Oil and Gas Industry Drops Lawsuit Over Colorado Environmental Protections

DENVER, Colorado, February 9, 2011 (ENS) – The Colorado Oil & Gas Association has withdrawn its lawsuit against the Colorado Oil and Gas Conservation Commission over rules to protect drinking water, wildlife, and residents living near oil and gas operations.

Colorado legislators in 2007 overhauled the state’s regulatory scheme to bring balance to oil and gas regulation. The commission adopted the new regulations in December 2008, and they took effect in April 2009.

COGA filed suit against the regulations in Colorado’s 2nd District Court in Denver in 2009. On Tuesday, the court granted the industry’s motion and dismissed the case.

The dismissal was agreed to as a result of discussions between COGA Board members and Colorado Department of Natural Resources Executive Director Mike King, who was central to drafting the new state oil and gas regulations in 2007 and 2008.

Oil rig on the Western Slope in Parachute, Colorado (Photo by Eric Prichard)

Colorado Governor John Hickenlooper applauded the decision. “This heralds what we hope will be a new era of collaboration and predictability in the development of our energy resources,” Hickenlooper said. “It’s important to get beyond old fights and move ahead to develop Colorado’s abundant natural gas and protect our environment at the same time.”

COGA’s Chairman of the Board Scott Moore of Anadarko, echoed the optimism expressed, “Abundant, affordable, clean burning natural gas is a cornerstone of Colorado’s energy, economic, and environmental solutions moving forward.”

“The Hickenlooper administration clearly recognizes this and is committed to a balanced and engaged dialogue moving forward,” Moore said.

Tisha Conoly Schuller, COGA president and chief executive, also was pleased with the decision. “The new administration clearly recognizes the valuable contribution Colorado’s oil and gas industry makes to the economy and the importance of Colorado natural gas in reducing air pollution,” Schuller said.

“We are confident that going forward we will have a place at the table and our concerns will be fairly considered,” she said.

King said no promises or commitments were made in exchange for COGA withdrawing the lawsuit. “The administration promised only to listen to all sides in making decisions.
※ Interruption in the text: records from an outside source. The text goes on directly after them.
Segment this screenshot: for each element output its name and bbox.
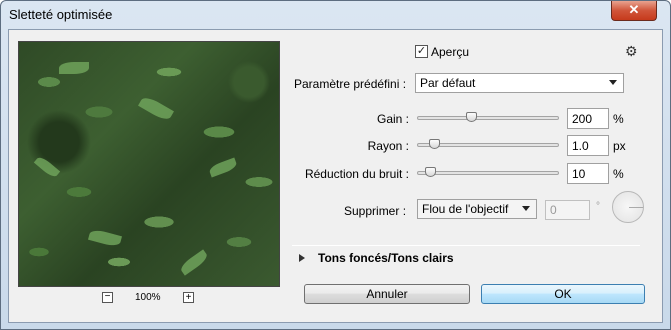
rayon-slider-thumb[interactable] bbox=[429, 139, 441, 149]
dialog-content: − 100% + ✓ Aperçu ⚙ Paramètre prédéfini … bbox=[8, 29, 663, 323]
apercu-checkbox[interactable]: ✓ bbox=[415, 45, 428, 58]
close-button[interactable]: ✕ bbox=[611, 1, 657, 21]
angle-input[interactable]: 0 bbox=[545, 200, 590, 220]
degree-symbol: ° bbox=[596, 201, 600, 212]
supprimer-select[interactable]: Flou de l'objectif bbox=[417, 199, 537, 219]
preview-leaf bbox=[207, 157, 239, 178]
preset-value: Par défaut bbox=[420, 76, 476, 90]
gain-label: Gain : bbox=[376, 112, 409, 126]
separator bbox=[292, 245, 640, 246]
bruit-unit: % bbox=[613, 167, 624, 181]
preview-image[interactable] bbox=[18, 41, 280, 287]
bruit-slider-thumb[interactable] bbox=[424, 167, 436, 177]
disclosure-triangle-icon[interactable] bbox=[299, 254, 305, 262]
gain-input[interactable]: 200 bbox=[567, 108, 609, 129]
preview-leaf bbox=[87, 228, 123, 248]
preset-label: Paramètre prédéfini : bbox=[294, 77, 407, 91]
rayon-label: Rayon : bbox=[367, 139, 409, 153]
title-bar[interactable]: Sletteté optimisée ✕ bbox=[1, 1, 670, 29]
preview-leaf bbox=[138, 94, 174, 123]
rayon-unit: px bbox=[613, 139, 626, 153]
section-tons-label[interactable]: Tons foncés/Tons clairs bbox=[318, 251, 454, 265]
bruit-slider[interactable] bbox=[417, 171, 559, 175]
supprimer-label: Supprimer : bbox=[344, 204, 407, 218]
ok-button[interactable]: OK bbox=[481, 284, 645, 304]
apercu-label[interactable]: Aperçu bbox=[431, 45, 469, 59]
rayon-input[interactable]: 1.0 bbox=[567, 135, 609, 156]
zoom-level: 100% bbox=[135, 292, 161, 303]
zoom-out-button[interactable]: − bbox=[102, 292, 113, 303]
bruit-input[interactable]: 10 bbox=[567, 163, 609, 184]
preset-select[interactable]: Par défaut bbox=[415, 73, 624, 93]
gain-unit: % bbox=[613, 112, 624, 126]
chevron-down-icon bbox=[609, 80, 617, 85]
preview-leaf bbox=[178, 249, 210, 276]
angle-dial[interactable] bbox=[612, 191, 644, 223]
zoom-in-button[interactable]: + bbox=[183, 292, 194, 303]
preview-leaf bbox=[33, 154, 61, 180]
gain-slider[interactable] bbox=[417, 116, 559, 120]
angle-indicator bbox=[629, 207, 643, 208]
chevron-down-icon bbox=[522, 206, 530, 211]
cancel-button[interactable]: Annuler bbox=[304, 284, 470, 304]
dialog-window: Sletteté optimisée ✕ − 100% + ✓ Aperçu ⚙… bbox=[0, 0, 671, 330]
supprimer-value: Flou de l'objectif bbox=[422, 202, 509, 216]
gear-icon[interactable]: ⚙ bbox=[625, 44, 639, 58]
gain-slider-thumb[interactable] bbox=[465, 112, 477, 122]
bruit-label: Réduction du bruit : bbox=[304, 167, 409, 181]
preview-leaf bbox=[59, 62, 89, 74]
window-title: Sletteté optimisée bbox=[9, 7, 113, 22]
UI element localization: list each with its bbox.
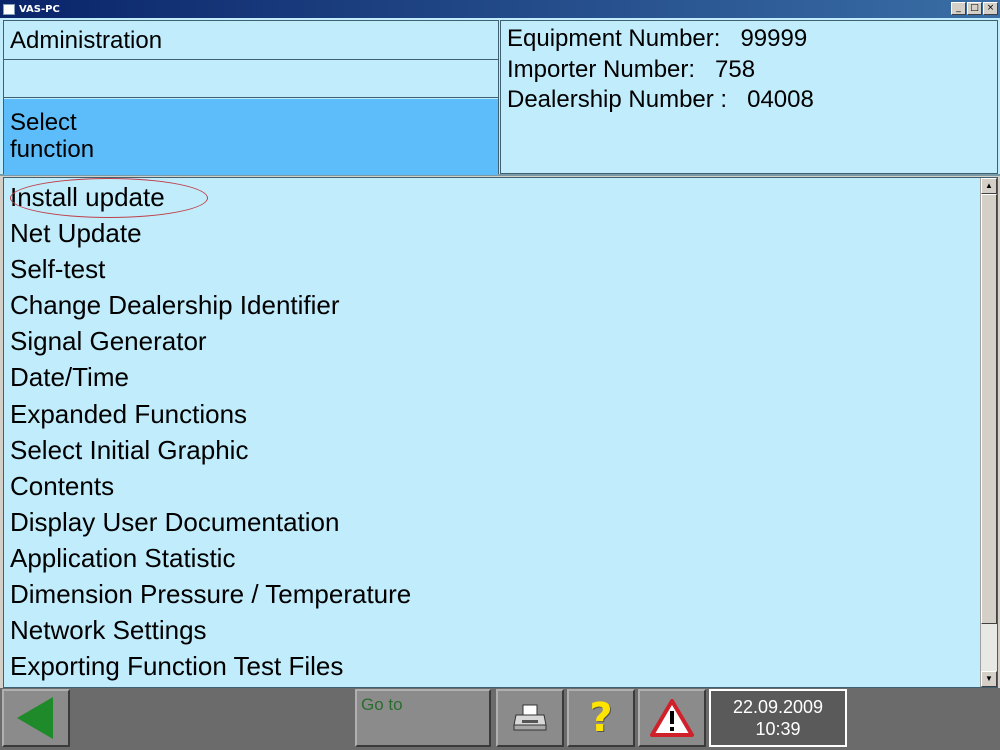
header-blank-row xyxy=(4,60,498,98)
menu-item-change-dealership-identifier[interactable]: Change Dealership Identifier xyxy=(10,287,411,323)
dealership-number: Dealership Number : 04008 xyxy=(507,86,814,113)
back-button[interactable] xyxy=(2,689,70,747)
menu-item-expanded-functions[interactable]: Expanded Functions xyxy=(10,396,411,432)
equipment-number: Equipment Number: 99999 xyxy=(507,25,808,52)
menu-item-date-time[interactable]: Date/Time xyxy=(10,359,411,395)
menu-item-self-test[interactable]: Self-test xyxy=(10,251,411,287)
minimize-button[interactable]: _ xyxy=(951,2,966,15)
page-title: Administration xyxy=(4,21,498,60)
header-area: Administration Select function Equipment… xyxy=(0,18,1000,176)
print-button[interactable] xyxy=(496,689,564,747)
importer-number: Importer Number: 758 xyxy=(507,55,756,83)
help-button[interactable]: ? xyxy=(567,689,635,747)
help-icon: ? xyxy=(589,695,613,741)
window-title: VAS-PC xyxy=(19,3,60,15)
header-left-panel: Administration Select function xyxy=(3,20,499,175)
date-time-display: 22.09.2009 10:39 xyxy=(709,689,847,747)
warning-icon xyxy=(650,699,694,737)
goto-label: Go to xyxy=(361,695,403,714)
scroll-down-button[interactable]: ▼ xyxy=(981,671,997,687)
scroll-thumb[interactable] xyxy=(981,194,997,624)
menu-item-dimension-pressure-temperature[interactable]: Dimension Pressure / Temperature xyxy=(10,576,411,612)
warning-button[interactable] xyxy=(638,689,706,747)
back-arrow-icon xyxy=(17,697,53,739)
function-list: Install update Net Update Self-test Chan… xyxy=(10,178,411,684)
vertical-scrollbar[interactable]: ▲ ▼ xyxy=(980,178,997,687)
goto-button[interactable]: Go to xyxy=(355,689,491,747)
menu-item-select-initial-graphic[interactable]: Select Initial Graphic xyxy=(10,432,411,468)
select-function-label: Select function xyxy=(4,99,498,175)
maximize-button[interactable]: □ xyxy=(967,2,982,15)
menu-item-install-update[interactable]: Install update xyxy=(10,179,411,215)
menu-item-exporting-function-test-files[interactable]: Exporting Function Test Files xyxy=(10,648,411,684)
app-icon xyxy=(3,3,15,15)
function-list-panel: Install update Net Update Self-test Chan… xyxy=(3,177,998,688)
menu-item-signal-generator[interactable]: Signal Generator xyxy=(10,323,411,359)
close-button[interactable]: × xyxy=(983,2,998,15)
equipment-info-panel: Equipment Number: 99999 Importer Number:… xyxy=(500,20,998,174)
menu-item-net-update[interactable]: Net Update xyxy=(10,215,411,251)
printer-icon xyxy=(513,704,547,731)
select-line-1: Select xyxy=(10,109,77,136)
title-bar: VAS-PC _ □ × xyxy=(0,0,1000,18)
scroll-up-button[interactable]: ▲ xyxy=(981,178,997,194)
menu-item-contents[interactable]: Contents xyxy=(10,468,411,504)
menu-item-network-settings[interactable]: Network Settings xyxy=(10,612,411,648)
date-text: 22.09.2009 xyxy=(732,697,824,717)
menu-item-display-user-documentation[interactable]: Display User Documentation xyxy=(10,504,411,540)
time-text: 10:39 xyxy=(755,719,801,739)
menu-item-application-statistic[interactable]: Application Statistic xyxy=(10,540,411,576)
bottom-toolbar: Go to ? 22.09.2009 10:39 xyxy=(0,688,1000,750)
window-controls: _ □ × xyxy=(951,2,998,15)
select-line-2: function xyxy=(10,136,95,163)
Colorado cannot effectively address the challenges of the future unless everyone is working collaboratively, and litigation is not the best way to achieve that goal. We are happy this litigation is over.”

When the oil and gas industry association filed suit seeking to invalidate Colorado’s new rules, a coalition of sportsmen and conservation groups, represented by Earthjustice, intervened to oppose the challenge.

“The end of the oil and gas industry’s legal challenge is a huge victory for Colorado,” said Earthjustice attorney Mike Freeman. “The oil and gas industry’s decision here ultimately shows that the rules are working well enough for industry. The dismissal will help cement a major step for environmental protection in Colorado.”

The 2009 rules have not harmed oil and gas investment or cost jobs, said Freeman, citing recent state reports showing that drill rig and well counts have risen in Colorado and that processing times for drilling permits are shorter than they were under the pre-2009 rules. and gas activity.

“We applaud the oil and gas industry’s decision to drop the legal challenge to Colorado’s oil and gas rules,” said Charlie Montgomery, Energy Program organizer for the Colorado Environmental Coalition. “The rules are good for everyone who works in, or is concerned about, oil and gas development – citizens and industry alike.”